Post
Topic
Board Development & Technical Discussion
Re: Segregated witness - The solution to Scalability (short term)?
by
bambou
on 12/12/2015, 14:30:41 UTC
What you argue here (as I understand it) is that miners won't be able to 'understand' the SW patch, so they won't run it. I highly doubt both an assertion and a conclusion. I am sure it will be rolled over quite fast. But I have no real proof so we have to wait.

To migrate to a large change in infrastructure, you need to not only understand the solution, but also fully aware of the impact to the existing system and all the other systems that are dependent on them, potential security risk, evaluate its risk/reward ratio, and finally and most important, you should always be able to roll back to the old version if something went wrong

A soft fork qualify the last criteria, but still, from risk/reward point of view, I don't feel it worth the effort given the risk it involves. You change to a new untested architecture, what if after 1 years when majority of the nodes were upgraded to SW and found out that there is a deadly security hole that can not be covered, thus hackers can spend anyone's coin?

Bitcoin's value relies purely on its security model. Existing architecture worth a lot because it is robust and time tested for almost 7 years. It worth a little in the beginning, since there are too many possible security risk to break it apart, thus it must survive the test of time to gain its value. Now if you change to another untested architecture, it will basically reset its value to zero, and take equal long time to establish people's trust

This is growing tiresome. Do you fully understand the complexities of the ACH/EFT system? I bet, just like me, you have a general understanding of how it works but have never seen the code behind it. I would also bet you have or have had at least one debit card and credit card in your life because almost everyone in western society has. There were 22 billion ACH transactions in 2013 with a total value of $38.7 trillion and almost no one really understands how it works. The way the ACH/EFT system continues to operate is by government and private oversight. People make a career out of working in finance and programming who oversee the system and there are laws that govern the form of that oversight.

The users of Bitcoin believe that system is flawed.

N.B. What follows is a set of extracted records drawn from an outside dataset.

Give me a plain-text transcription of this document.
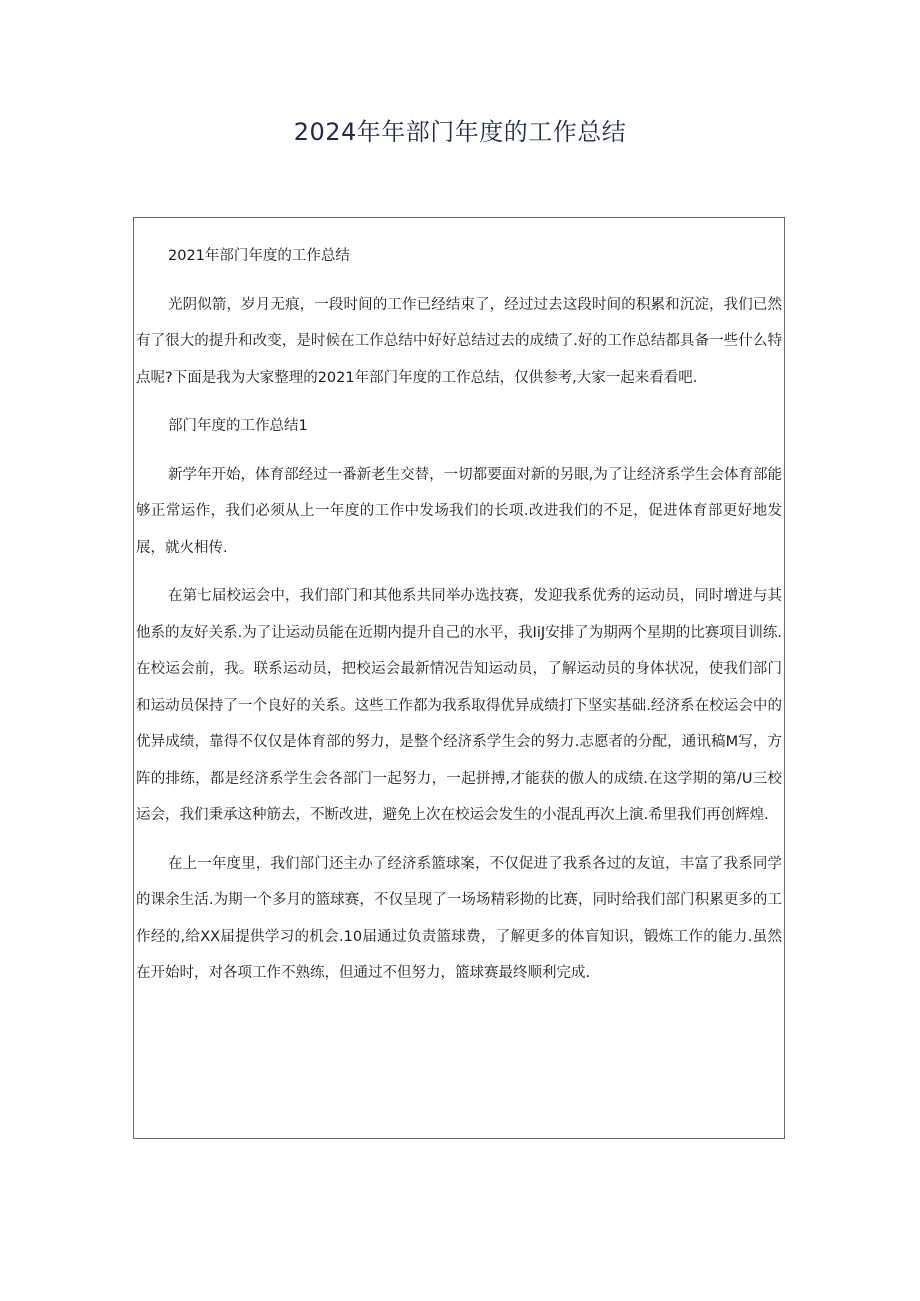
2024年年部门年度的工作总结

2021年部门年度的工作总结

光阴似箭，岁月无痕，一段时间的工作已经结束了，经过过去这段时间的积累和沉淀，我们已然有了很大的提升和改变，是时候在工作总结中好好总结过去的成绩了.好的工作总结都具备一些什么特点呢?下面是我为大家整理的2021年部门年度的工作总结，仅供参考,大家一起来看看吧.

部门年度的工作总结1

新学年开始，体育部经过一番新老生交替，一切都要面对新的另眼,为了让经济系学生会体育部能够正常运作，我们必须从上一年度的工作中发场我们的长项.改进我们的不足，促进体育部更好地发展，就火相传.

在第七届校运会中，我们部门和其他系共同举办选技赛，发迎我系优秀的运动员，同时增进与其他系的友好关系.为了让运动员能在近期内提升自己的水平，我IiJ安排了为期两个星期的比赛项目训练.在校运会前，我。联系运动员，把校运会最新情况告知运动员，了解运动员的身体状况，使我们部门和运动员保持了一个良好的关系。这些工作都为我系取得优异成绩打下坚实基础.经济系在校运会中的优异成绩，靠得不仅仅是体育部的努力，是整个经济系学生会的努力.志愿者的分配，通讯稿M写，方阵的排练，都是经济系学生会各部门一起努力，一起拼搏,才能获的傲人的成绩.在这学期的第/U三校运会，我们秉承这种筋去，不断改进，避免上次在校运会发生的小混乱再次上演.希里我们再创辉煌.

在上一年度里，我们部门还主办了经济系篮球案，不仅促进了我系各过的友谊，丰富了我系同学的课余生活.为期一个多月的篮球赛，不仅呈现了一场场精彩拗的比赛，同时给我们部门积累更多的工作经的,给XX届提供学习的机会.10届通过负责篮球费，了解更多的体盲知识，锻炼工作的能力.虽然在开始时，对各项工作不熟练，但通过不但努力，篮球赛最终顺利完成.
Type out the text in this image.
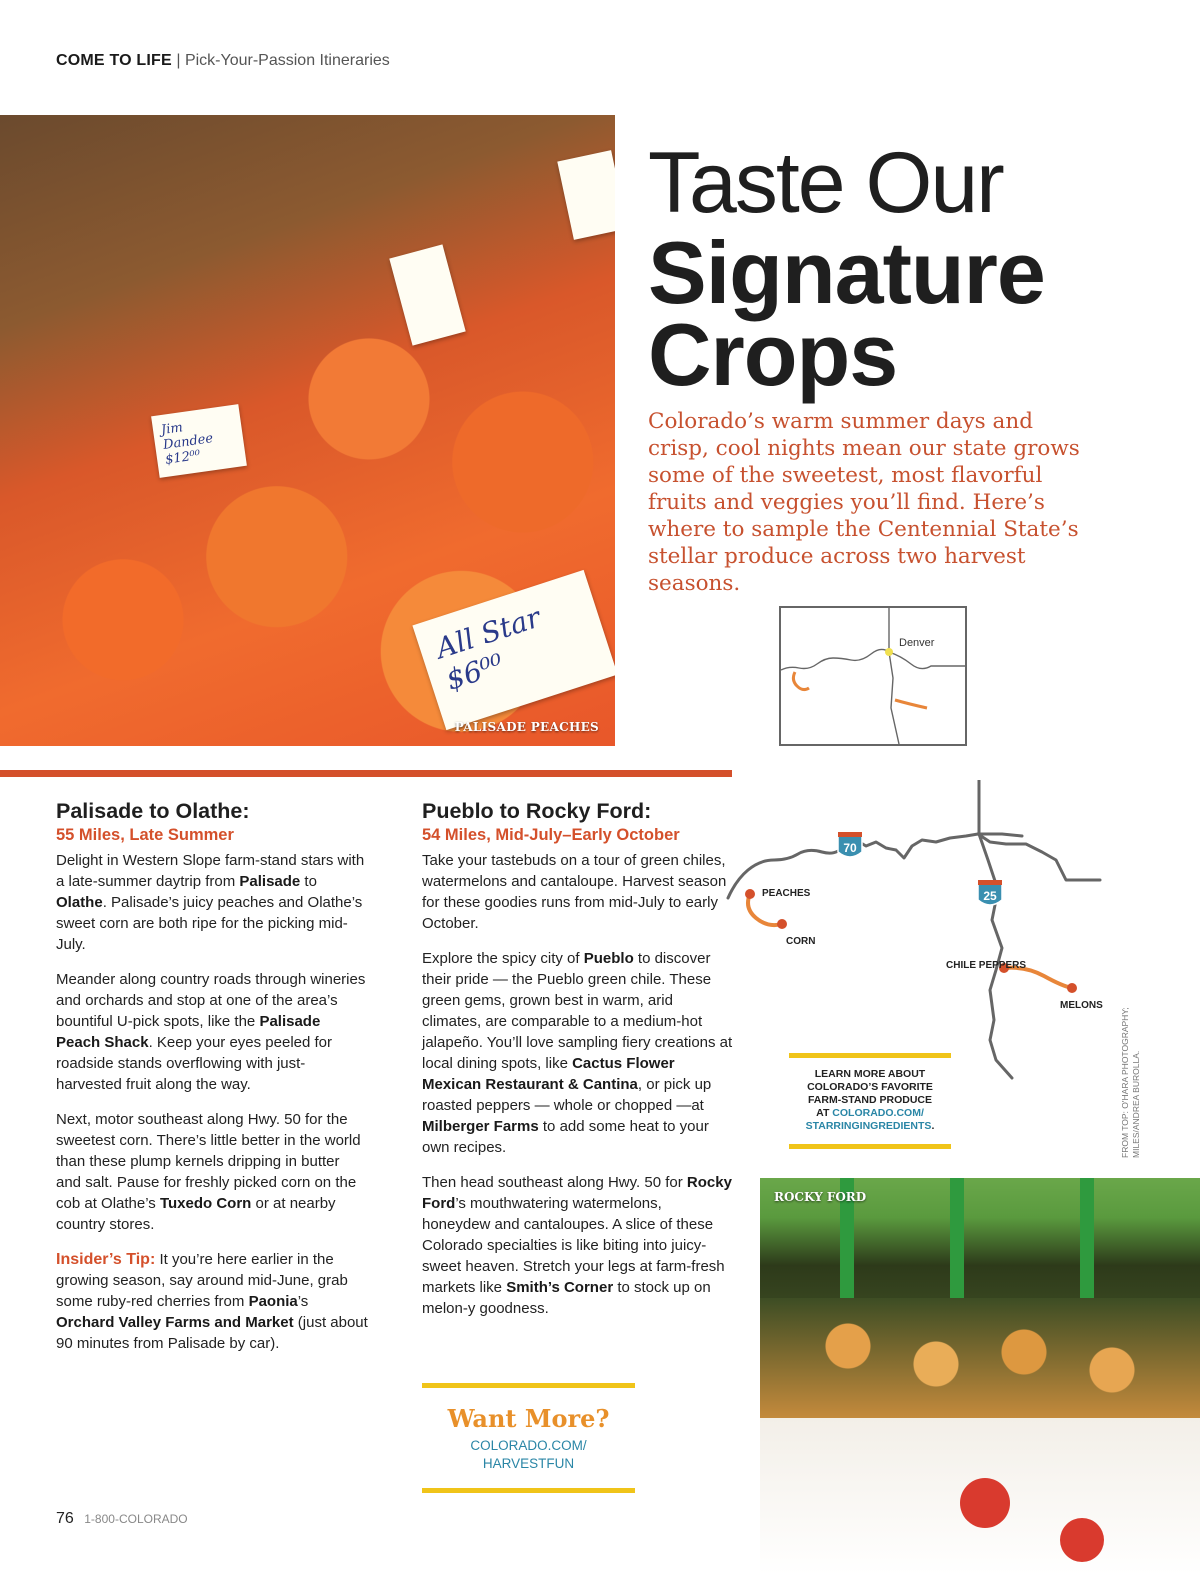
COME TO LIFE | Pick-Your-Passion Itineraries
All Star $6⁰⁰
Jim Dandee $12⁰⁰
PALISADE PEACHES
Taste Our
Signature
Crops
Colorado’s warm summer days and crisp, cool nights mean our state grows some of the sweetest, most flavorful fruits and veggies you’ll find. Here’s where to sample the Centennial State’s stellar produce across two harvest seasons.
Denver
Palisade to Olathe:
55 Miles, Late Summer

Delight in Western Slope farm-stand stars with a late-summer daytrip from Palisade to Olathe. Palisade’s juicy peaches and Olathe’s sweet corn are both ripe for the picking mid-July.

Meander along country roads through wineries and orchards and stop at one of the area’s bountiful U-pick spots, like the Palisade Peach Shack. Keep your eyes peeled for roadside stands overflowing with just-harvested fruit along the way.

Next, motor southeast along Hwy. 50 for the sweetest corn. There’s little better in the world than these plump kernels dripping in butter and salt. Pause for freshly picked corn on the cob at Olathe’s Tuxedo Corn or at nearby country stores.

Insider’s Tip: It you’re here earlier in the growing season, say around mid-June, grab some ruby-red cherries from Paonia’s Orchard Valley Farms and Market (just about 90 minutes from Palisade by car).

Pueblo to Rocky Ford:
54 Miles, Mid-July–Early October

Take your tastebuds on a tour of green chiles, watermelons and cantaloupe. Harvest season for these goodies runs from mid-July to early October.

Explore the spicy city of Pueblo to discover their pride — the Pueblo green chile. These green gems, grown best in warm, arid climates, are comparable to a medium-hot jalapeño. You’ll love sampling fiery creations at local dining spots, like Cactus Flower Mexican Restaurant & Cantina, or pick up roasted peppers — whole or chopped —at Milberger Farms to add some heat to your own recipes.

Then head southeast along Hwy. 50 for Rocky Ford’s mouthwatering watermelons, honeydew and cantaloupes. A slice of these Colorado specialties is like biting into juicy-sweet heaven. Stretch your legs at farm-fresh markets like Smith’s Corner to stock up on melon-y goodness.

Want More?
COLORADO.COM/
HARVESTFUN
PEACHES
CORN
CHILE PEPPERS
MELONS
70
25
LEARN MORE ABOUT
COLORADO’S FAVORITE
FARM-STAND PRODUCE
AT COLORADO.COM/
STARRINGINGREDIENTS.	FROM TOP: O'HARA PHOTOGRAPHY; MILES/ANDREA BUROLLA.
ROCKY FORD
76 1-800-COLORADO
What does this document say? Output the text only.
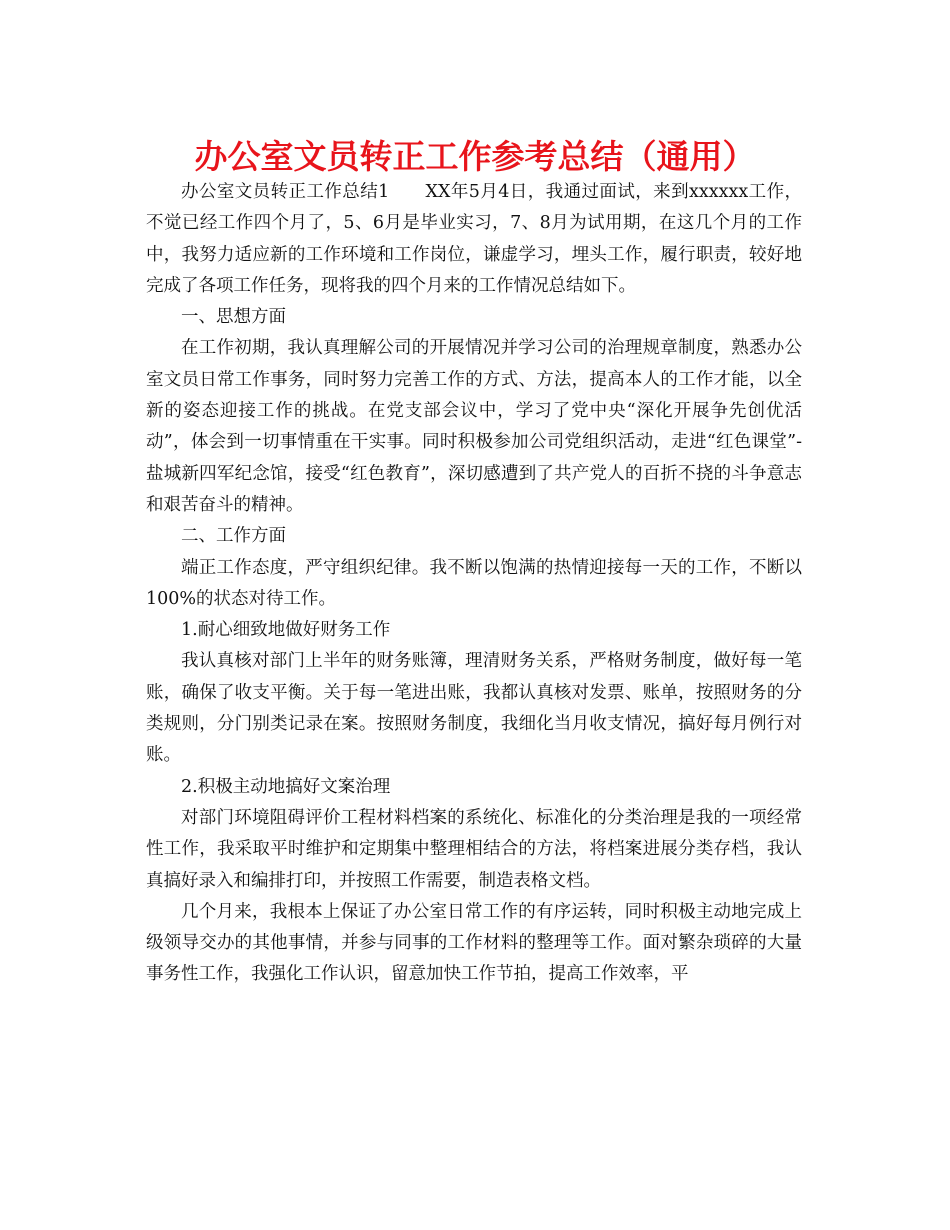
办公室文员转正工作参考总结（通用）

办公室文员转正工作总结1　　XX年5月4日，我通过面试，来到xxxxxx工作，不觉已经工作四个月了，5、6月是毕业实习，7、8月为试用期，在这几个月的工作中，我努力适应新的工作环境和工作岗位，谦虚学习，埋头工作，履行职责，较好地完成了各项工作任务，现将我的四个月来的工作情况总结如下。

一、思想方面

在工作初期，我认真理解公司的开展情况并学习公司的治理规章制度，熟悉办公室文员日常工作事务，同时努力完善工作的方式、方法，提高本人的工作才能，以全新的姿态迎接工作的挑战。在党支部会议中，学习了党中央“深化开展争先创优活动”，体会到一切事情重在干实事。同时积极参加公司党组织活动，走进“红色课堂”-盐城新四军纪念馆，接受“红色教育”，深切感遭到了共产党人的百折不挠的斗争意志和艰苦奋斗的精神。

二、工作方面

端正工作态度，严守组织纪律。我不断以饱满的热情迎接每一天的工作，不断以100%的状态对待工作。

1.耐心细致地做好财务工作

我认真核对部门上半年的财务账簿，理清财务关系，严格财务制度，做好每一笔账，确保了收支平衡。关于每一笔进出账，我都认真核对发票、账单，按照财务的分类规则，分门别类记录在案。按照财务制度，我细化当月收支情况，搞好每月例行对账。

2.积极主动地搞好文案治理

对部门环境阻碍评价工程材料档案的系统化、标准化的分类治理是我的一项经常性工作，我采取平时维护和定期集中整理相结合的方法，将档案进展分类存档，我认真搞好录入和编排打印，并按照工作需要，制造表格文档。

几个月来，我根本上保证了办公室日常工作的有序运转，同时积极主动地完成上级领导交办的其他事情，并参与同事的工作材料的整理等工作。面对繁杂琐碎的大量事务性工作，我强化工作认识，留意加快工作节拍，提高工作效率，平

They see potential in Bitcoin and are willing to use it. That requires faith in the original architect and the developers that continue to improve it because there is no governing body to regulate its continued operation or bailout its failures as there is with ACH/EFT. That leaves two possibilities for our acceptance and use of Bitcoin. Either build up a world class understanding of at least C++, Python, Java and elliptic curve cryptography or trust the people that are doing the job for you. I've learned to trust some of the scientists that work on this project based on their actions. Others I don't trust at all. Unless a mistake becomes blatantly obvious or someone I trust decides to speak out against this change I'm going to trust it because my understanding is limited. I suggest you do the same.

So, bitcoin is about believing and trusting people?